What is syphilis?

Syphilis is a bacterial infection that usually transmits through sexual contact. The disease begins as a painful infection that usually spreads to the genitals, rectum, or mouth. Syphilis spreads from person to person through contact with the mucous membrane of these sores.

When infected, the syphilis bacteria can remain dormant in your body for years before becoming active again. Syphilis can be treated when detected early, sometimes with a single dose (injection) of penicillin. Syphilis can seriously damage your heart, brain, or other organs, and it can be life-threatening if left without treatment. Syphilis can also be transmitted from mothers to their unborn babies.

What are the symptoms of syphilis?

Syphilis develops in stages, so symptoms vary with each stage. But the stages can overlap, and symptoms do not always appear in the same order. A person may develop syphilis and not notice any symptoms for years.

Primary syphilis. The first indication of syphilis is the appearance of a small sore. The sore appears where the bacteria entered your body. While most people with syphilis develop a single sore, others develop multiple sores. Many people with syphilis do not notice this sore; Because it is usually painless, it may be hidden inside the vagina or rectum. The sore heals on its own within three to six weeks.

Secondary syphilis. Within a few weeks of the sore healing, you may experience a rash that first appears on your torso and then spreads to cover your entire body to the palms of your hands and the soles of your feet. This rash is not usually itchy, but it may be accompanied by wart-like sores in the mouth or genitals. Also, some people may develop symptoms such as hair loss, muscle pain, fever, sore throat, and swollen lymph nodes. These signs and symptoms may disappear without treatment within a few weeks and may appear and disappear repeatedly over a year.

Latent syphilis. If you are not treated for syphilis, the disease progresses from the second stage to the latent stage when you will not have any symptoms. The latent stage can last for years. Signs and symptoms of the disease may never return, or the disease may progress to the third stage.

Tertiary syphilis. About 15% to 30% of people with syphilis who do not receive treatment will develop a complication known as late (tertiary) syphilis. The disease may damage the brain, nerves, eyes, heart, blood vessels, liver, bones, and joints in its late stage. 

Neurosyphilis. Syphilis can spread at any stage and cause, among other things, damage to the brain and nervous system (neurosyphilis) and the eyes (ophthalmic syphilis).

Congenital syphilis. Babies born to mothers with syphilis can become infected via the placenta or during childbirth. Most newborns with congenital syphilis have no symptoms, although some may develop a rash on the palms of their hands and the soles of their feet. Other signs and symptoms that appear in later stages may include deafness, dental deformities, and a saddle nose – where the bridge of the nose collapses. However, children with syphilis can also be born early, stillborn, or die after birth.

What is the cause of syphilis?

Syphilis is caused by a bacterium called Treponema pallidum. The most common way to transmit the disease is through contact with a person who has sores during sexual activity. The bacteria enter the body through small cuts or abrasions on your skin or mucous membranes. Syphilis is contagious during the primary, secondary, and sometimes early stages.

What are the risk factors of syphilis?

  • Having unprotected sex
  • Having more than one sexual partner
  • A previous infection of gonorrhea or another sexually transmitted infection

What are the complications of syphilis?

Syphilis can damage all parts of the body if left without treatment and can increase the risk of contracting HIV infection and can cause problems during pregnancy. Treatment helps prevent future damage but does not repair or reverse the damage that has occurred before.

How to diagnose syphilis?

Syphilis can be diagnosed by testing samples from:

  • Blood. Blood tests are necessary to confirm the presence of antibodies produced by the body to fight infection.
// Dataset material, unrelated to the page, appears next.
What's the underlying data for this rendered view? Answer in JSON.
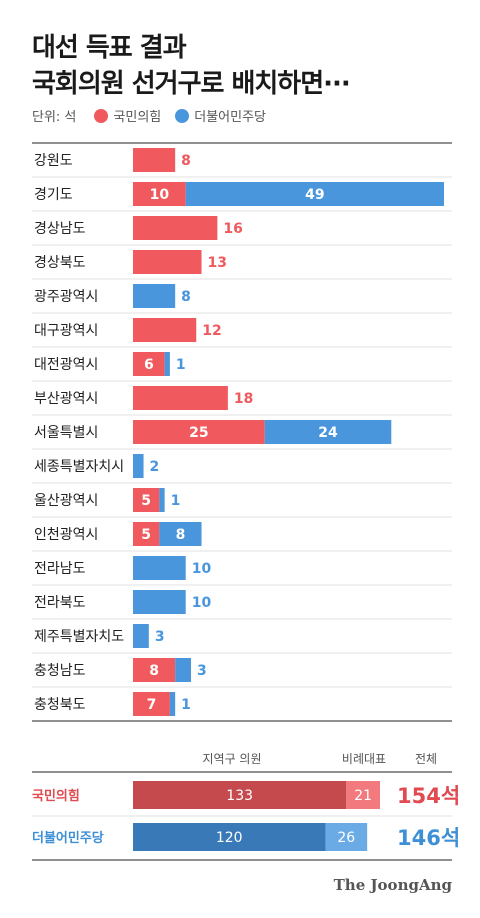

These antibodies to the bacteria that cause syphilis remain in the body for years. So, the test can be used to detect the presence of a current infection or a previous infection.
  • Cerebrospinal fluid. If your doctor suspects you have nervous system complications of syphilis, your doctor may also suggest collecting a sample of cerebrospinal fluid through a process called a lumbar puncture.

How to treat syphilis?

Syphilis is easier to treat when it is diagnosed and treated in its early stages. Penicillin is the preferred treatment at all stages, which is an antibiotic drug that can kill the organism that causes syphilis. If you are allergic to penicillin, your doctor may suggest another antibiotic or recommend desensitization to the penicillin.

If you are diagnosed with primary, secondary, or early latent syphilis (by definition, less than a year), the recommended treatment is one injection of penicillin. However, if you have had syphilis for more than a year, you may need additional doses.

Penicillin is the only treatment recommended for pregnant women who have syphilis. Women who are allergic to penicillin can undergo a desensitization procedure, which allows them to take penicillin. Even if you are treated for syphilis during pregnancy, your new-born baby will be tested for congenital syphilis and will receive antibiotic treatment if infected.

On the first day of treatment, you may have what is known as the Jarisch-Hexheimer reaction. Signs and symptoms include fever, chills, nausea, pain, and headache. This reaction usually lasts no more than a day.